Uma busca rápida na internet revela centenas de relatos de brasileiros que encontraram na inteligência artificial um tipo de “terapia virtual”. Pelas redes sociais, jovens ensinam como configurar assistentes de IA para que se comportem como “terapeutas clínicos especializados” no tratamento de problemas como ansiedade, depressão e estresse.
Alguns usuários dizem que até deram nomes para suas IAs, criaram históricos de conversas e relatam terem se emocionado com as respostas recebidas. “Melhor coisa que me aconteceu”, relatou uma usuária em um vídeo no TikTok que já soma milhares de visualizações.

Esses “terapeutas virtuais” são programados para oferecer escuta ativa, respostas empáticas e até acompanhamento de conversas anteriores, simulando o papel de um profissional de saúde mental — tudo de forma gratuita.
Apesar dos relatos de alívio emocional e sensação de bem-estar, especialistas fazem um alerta: inteligência artificial não substitui o trabalho de psicólogos e profissionais da saúde mental. Segundo eles, há um risco quando as pessoas passam a depender dessas interações, que podem ser limitadas, enviesadas e sem validação científica.
“O que a IA faz, muitas vezes, é uma mistura de empatia simulada com reforço positivo. Isso não é terapia. Ela não avalia, não diagnostica e não faz intervenções baseadas na ciência psicológica”, explica a psicóloga e pesquisadora em saúde mental digital, Marina Lopes.
O professor e pesquisador Diogo Cortiz reforça que a principal questão é entender qual o limite entre o que a IA pode oferecer e onde ela falha.
“O desafio é entender em que momento a IA pode ser útil no processo terapêutico. Hoje, o que temos é humano projetando uma relação com a máquina, mas ela não está nem aí”, afirma.
Além disso, Cortiz alerta para os riscos à privacidade. Muitas das ferramentas de IA utilizam as conversas dos usuários para aprimorar seus modelos.
“Muita gente não lê os termos de uso. Algumas ferramentas de IA, principalmente as de companhia, preveem que os dados de conversa podem ser vendidos para outras plataformas. As empresas usam essas interações para treinar as próximas gerações de IA”, explica.
Outro ponto crítico é a confiabilidade das informações fornecidas. Para o psicólogo brasileiro Bruno Farias, pesquisas internacionais que tentam validar IAs como terapeutas carecem de rigor científico.

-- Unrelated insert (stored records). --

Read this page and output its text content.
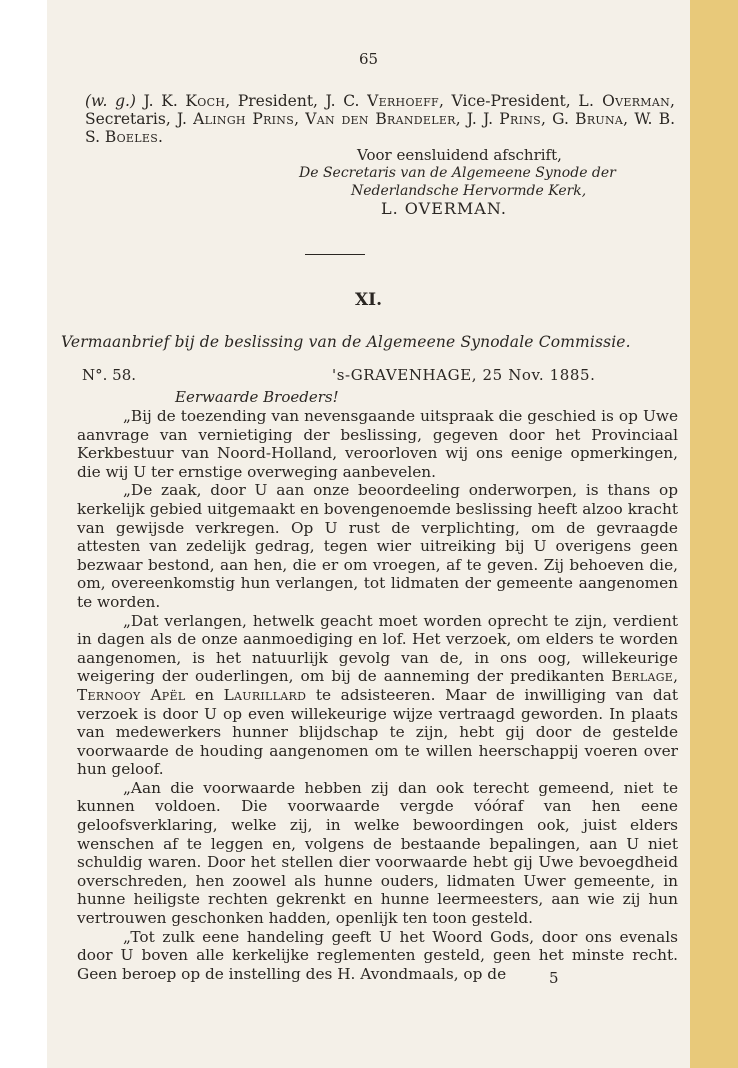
65
(w. g.) J. K. Koch, President, J. C. Verhoeff, Vice-President, L. Overman, Secretaris, J. Alingh Prins, Van den Brandeler, J. J. Prins, G. Bruna, W. B. S. Boeles.
Voor eensluidend afschrift,
De Secretaris van de Algemeene Synode der
Nederlandsche Hervormde Kerk,
L. OVERMAN.
XI.
Vermaanbrief bij de beslissing van de Algemeene Synodale Commissie.
N°. 58.	's-GRAVENHAGE, 25 Nov. 1885.
Eerwaarde Broeders!

„Bij de toezending van nevensgaande uitspraak die geschied is op Uwe aanvrage van vernietiging der beslissing, gegeven door het Provinciaal Kerkbestuur van Noord-Holland, veroorloven wij ons eenige opmerkingen, die wij U ter ernstige overweging aanbevelen.

„De zaak, door U aan onze beoordeeling onderworpen, is thans op kerkelijk gebied uitgemaakt en bovengenoemde beslissing heeft alzoo kracht van gewijsde verkregen. Op U rust de verplichting, om de gevraagde attesten van zedelijk gedrag, tegen wier uitreiking bij U overigens geen bezwaar bestond, aan hen, die er om vroegen, af te geven. Zij behoeven die, om, overeenkomstig hun verlangen, tot lidmaten der gemeente aangenomen te worden.

„Dat verlangen, hetwelk geacht moet worden oprecht te zijn, verdient in dagen als de onze aanmoediging en lof. Het verzoek, om elders te worden aangenomen, is het natuurlijk gevolg van de, in ons oog, willekeurige weigering der ouderlingen, om bij de aanneming der predikanten Berlage, Ternooy Apël en Laurillard te adsisteeren. Maar de inwilliging van dat verzoek is door U op even willekeurige wijze vertraagd geworden. In plaats van medewerkers hunner blijdschap te zijn, hebt gij door de gestelde voorwaarde de houding aangenomen om te willen heerschappij voeren over hun geloof.

„Aan die voorwaarde hebben zij dan ook terecht gemeend, niet te kunnen voldoen. Die voorwaarde vergde vóóraf van hen eene geloofsverklaring, welke zij, in welke bewoordingen ook, juist elders wenschen af te leggen en, volgens de bestaande bepalingen, aan U niet schuldig waren. Door het stellen dier voorwaarde hebt gij Uwe bevoegdheid overschreden, hen zoowel als hunne ouders, lidmaten Uwer gemeente, in hunne heiligste rechten gekrenkt en hunne leermeesters, aan wie zij hun vertrouwen geschonken hadden, openlijk ten toon gesteld.

„Tot zulk eene handeling geeft U het Woord Gods, door ons evenals door U boven alle kerkelijke reglementen gesteld, geen het minste recht. Geen beroep op de instelling des H. Avondmaals, op de	5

“Na verdade, a ciência vem estudando as inteligências artificiais e percebendo algo muito perigoso: que as IAs, principalmente o ChatGPT, cometem muitos erros e passam informações equivocadas. Quando falamos sobre saúde, uma informação errada pode custar muito caro”, alerta.
No Brasil, pesquisadores também têm analisado o impacto dos apps de saúde mental. Um estudo conduzido pelo MediaLab da UFRJ (Universidade Federal do Rio de Janeiro) avaliou dez aplicativos gratuitos de autocuidado mental, baseados na lógica do “faça você mesmo”. O resultado? Todos ofereceram respostas genéricas, superficiais e muito parecidas, sem considerar a individualidade dos usuários.
Além dos riscos éticos, de privacidade e de informações incorretas, pesquisas acadêmicas no mundo todo tentam entender se, de fato, a IA pode funcionar como ferramenta terapêutica. Um exemplo é o chatbot desenvolvido na Dartmouth College, nos EUA, que oferece intervenções estruturadas, mas os próprios autores reconhecem: a IA pode, no máximo, funcionar como apoio emocional complementar — jamais como substituta da psicoterapia conduzida por profissionais habilitados.
Essa tendência, que ganha força nas redes sociais, expõe dois fenômenos importantes: a crescente busca por saúde mental no Brasil e a popularização da IA no cotidiano. O consenso entre especialistas, porém, é claro: nenhuma tecnologia deve substituir o acompanhamento psicológico profissional.